Innocent Melkam

Personal information
- Full name: Innocent Ufoma Melkam
- Date of birth: 26 May 1981 (age 44)
- Place of birth: Lagos, Nigeria
- Height: 1.84 m (6 ft 0 in)
- Position: Midfielder

Senior career*
- Years: Team / Apps / (Gls)
- 1999–2001: SG Wattenscheid 09
- 2001–2004: Karlsruher SC II / 76 / (14)
- 2001–2004: Karlsruher SC / 10 / (1)
- 2005: SV Grün-Weiß Langenberg
- 2005–2007: Hammer SpVg
- 2007–2008: Hohhot Black Horse
- 2008: Guizhou Moutai

= Innocent Melkam =

Nigerian former professional footballer (born 1981)
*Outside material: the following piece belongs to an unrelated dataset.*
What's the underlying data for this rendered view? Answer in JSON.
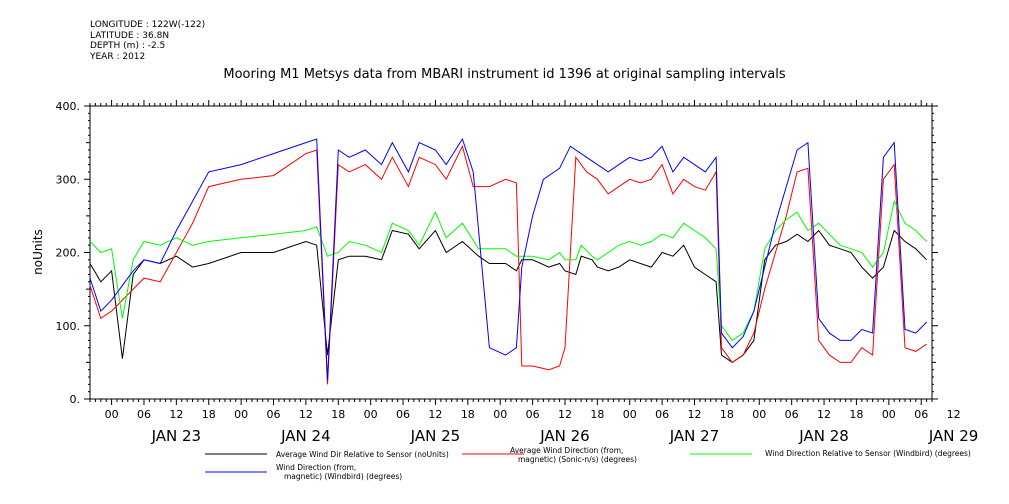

Innocent Ufoma Melkam (born 26 May 1981) is a Nigerian former professional footballer who played as a midfielder.

==Career==
In July 1999, Melkam joined SG Wattenscheid 09, a Regionaliga club in Germany where he played for two years. In 2001, he left for Karlsruher SC's reserve Oberliga team and earned ten caps with the 2. Bundesliga team. With the reserve team, he played 76 games and scored 14 goals. In January 2005, he joined SV Langenberg and remained until May 2005. He then moved over to Hammer SpVg (2005–2007), whom he helped gain promotion into the Oberliga in 2006.

After the 2006–07 season, Melkam moved to the China League One, but was unfortunate because the club Hohhot Black Horse of Tibet was banned by the Chinese FA for rules violation. He later made a brief switch to Shanghai East Asia F.C. (China League One) in February 2008.

Melkam returned to Germany in January 2009 and played a half season for SUS Niederbonsfeld.

==Personal life==
Melkam was born in Lagos, Nigeria. He holds both Nigerian and German citizenship.

His elder brother Gabriel Melkam is a left sided midfielder who played for Changchun Yatai in China.